New FCA report highlights technology change risk to consumers

Failed technology changes are one of the main causes of operational disruption in the financial services sector, accounting for a quarter of high severity incidents that cause harm to consumers and the market, according to research by the regulator. It has published a report of its findings, including steps that firms can take to protect consumers from harm and disruption in the market.

The FCA found no single measure increased the likelihood of success of a technology change or update. Instead, its research showed that a combination of stronger governance, day-to-day risk management, increased automation and more robust testing and planning tended to reduce disruption and contribute to successful deployment.

Other factors identified by the regulator included a lower proportion of legacy IT infrastructure, which meant that emergency 'quick fixes' were less likely to be needed; smaller, more frequent releases of new technology delivered using agile methodologies; better visibility of third-party changes; and allocating a significant proportion of the overall IT budget to technology change activities.

Financial technology expert Luke Scanlon of Pinsent Masons, the law firm behind Out-Law, said: "The FCA's findings are consistent with the approach regulators are taking across the world towards financial services technology risk".

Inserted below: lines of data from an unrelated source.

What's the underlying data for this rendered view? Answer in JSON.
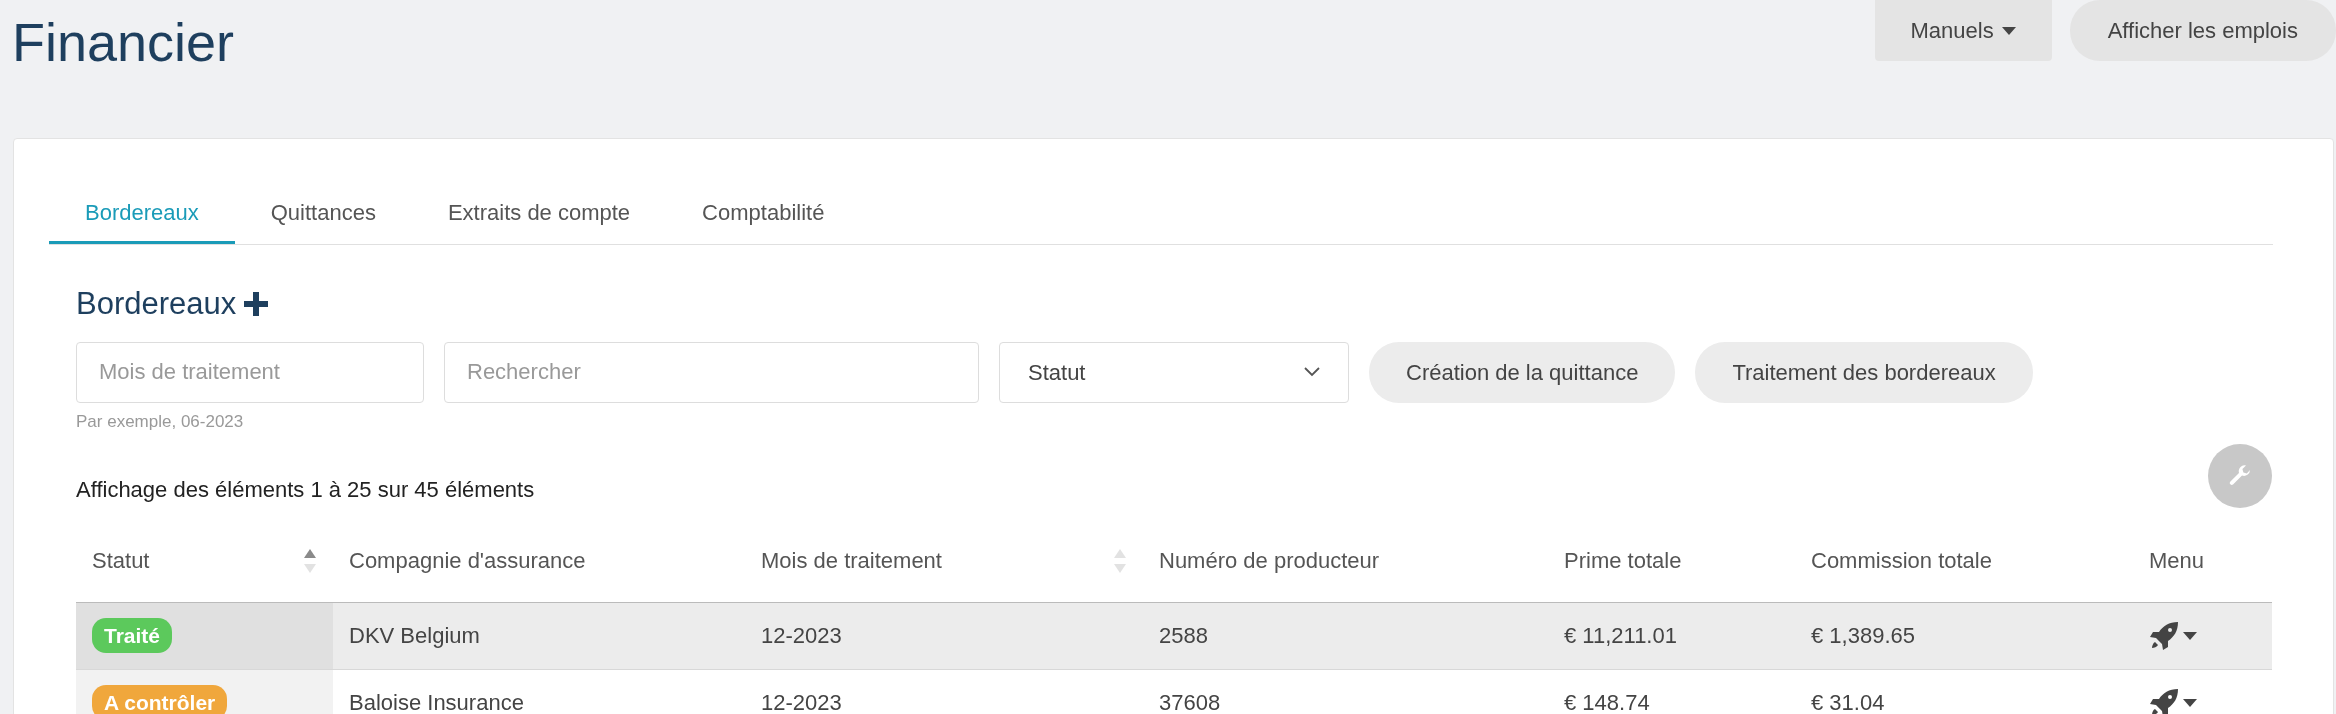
{
  "page_title": "Financier",
  "header_buttons": [
    {
      "label": "Manuels",
      "kind": "dropdown"
    },
    {
      "label": "Afficher les emplois",
      "kind": "pill"
    }
  ],
  "tabs": [
    {
      "label": "Bordereaux",
      "selected": true
    },
    {
      "label": "Quittances",
      "selected": false
    },
    {
      "label": "Extraits de compte",
      "selected": false
    },
    {
      "label": "Comptabilité",
      "selected": false
    }
  ],
  "section_title": "Bordereaux",
  "filters": {
    "month": {
      "placeholder": "Mois de traitement",
      "hint": "Par exemple, 06-2023"
    },
    "search": {
      "placeholder": "Rechercher"
    },
    "status": {
      "value": "Statut"
    }
  },
  "actions": [
    "Création de la quittance",
    "Traitement des bordereaux"
  ],
  "info": "Affichage des éléments 1 à 25 sur 45 éléments",
  "table": {
    "columns": [
      {
        "label": "Statut",
        "sortable": true,
        "sorted": true
      },
      {
        "label": "Compagnie d'assurance",
        "sortable": false,
        "sorted": false
      },
      {
        "label": "Mois de traitement",
        "sortable": true,
        "sorted": false
      },
      {
        "label": "Numéro de producteur",
        "sortable": false,
        "sorted": false
      },
      {
        "label": "Prime totale",
        "sortable": false,
        "sorted": false
      },
      {
        "label": "Commission totale",
        "sortable": false,
        "sorted": false
      },
      {
        "label": "Menu",
        "sortable": false,
        "sorted": false
      }
    ],
    "rows": [
      {
        "highlighted": true,
        "status": {
          "label": "Traité",
          "color": "#5cc95c"
        },
        "company": "DKV Belgium",
        "month": "12-2023",
        "producer": "2588",
        "premium": "€ 11,211.01",
        "commission": "€ 1,389.65"
      },
      {
        "highlighted": false,
        "status": {
          "label": "A contrôler",
          "color": "#f0a73c"
        },
        "company": "Baloise Insurance",
        "month": "12-2023",
        "producer": "37608",
        "premium": "€ 148.74",
        "commission": "€ 31.04"
      }
    ]
  }
}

"Amongst its findings, the FCA has focussed on a lack of visibility of change across supply chains that have the potential to result in incidents and disruption. Obtaining assurance within third party contracts around effective communication of change and the ability to track third party changes were highlighted as some of the steps to take in order to address these risks," he said.

The FCA's report was based on analysis of over one million production changes implemented by a sample of firms of varying sizes and business models over the course of 2019, supplemented by a number of questionnaires and industry workshops. In general, changes were managed effectively by the industry during this period, with only 1.6% of technology changes resulting in an incident. However, due to the sheer volume of changes, this still amounted to over 13,767 incidents in 2019, of which 14% had a customer-facing impact - or around 80 customer-facing incidents per sample firm.

The research also found that major changes were twice as likely to result in failure, at a rate of 3.8%, or 2,600 total incidents. Emergency changes were slightly less likely to result in failure than other types of change, with a rate of 1.5%, which the FCA said could reflect stronger risk awareness by firms when it came to implementing emergency changes.

Financial firms rely heavily on third party providers for the delivery of business services, with third party teams accounting for 30% of the development activity conducted by firms in the FCA's sample. However, most of the sampled firms did not track third party changes. Of all IT failures reported to the FCA by regulated firms in 2019, 18% were caused by third parties, of which 22% were due to third party change activity, the FCA said.

The FCA found a positive correlation between firms having well-established change management governance arrangements, in place for a year or longer, and change success rates. Governance arrangements should be reviewed regularly, including on an ad hoc basis following major changes, the FCA said. Firms that continually managed risks as part of day to day project management, and which had access to a wide range of technical and business knowledge, also tended to experience fewer incidents.

The report also identified a number of additional 'risk factors' that firms should be alert to. These included the change project being "dependent on other projects delivering their objectives"; projects implementing technologies not previously used by the organisation; and reliance on third parties.

Financial regulation expert Andrew Barber of Pinsent Masons said: "As the FCA highlighted in its explanation of why it conducted the review, a number of significant IT failures in the last 10 years have shown the importance of effective technology change management. This is a particularly important consideration for management, given change related incidents are consistently one of the top causes of operational disruption".

"Firms looking to implement change that want to try and avoid incidents should carefully review this report. While each business will be unique, senior managers should learn from the successful practices of others - and from where change has not been implemented well. Ongoing failings by firms and their management in this area may well lead to scrutiny by the FCA, with the relevant managers then open to potential action under SMCR," he said.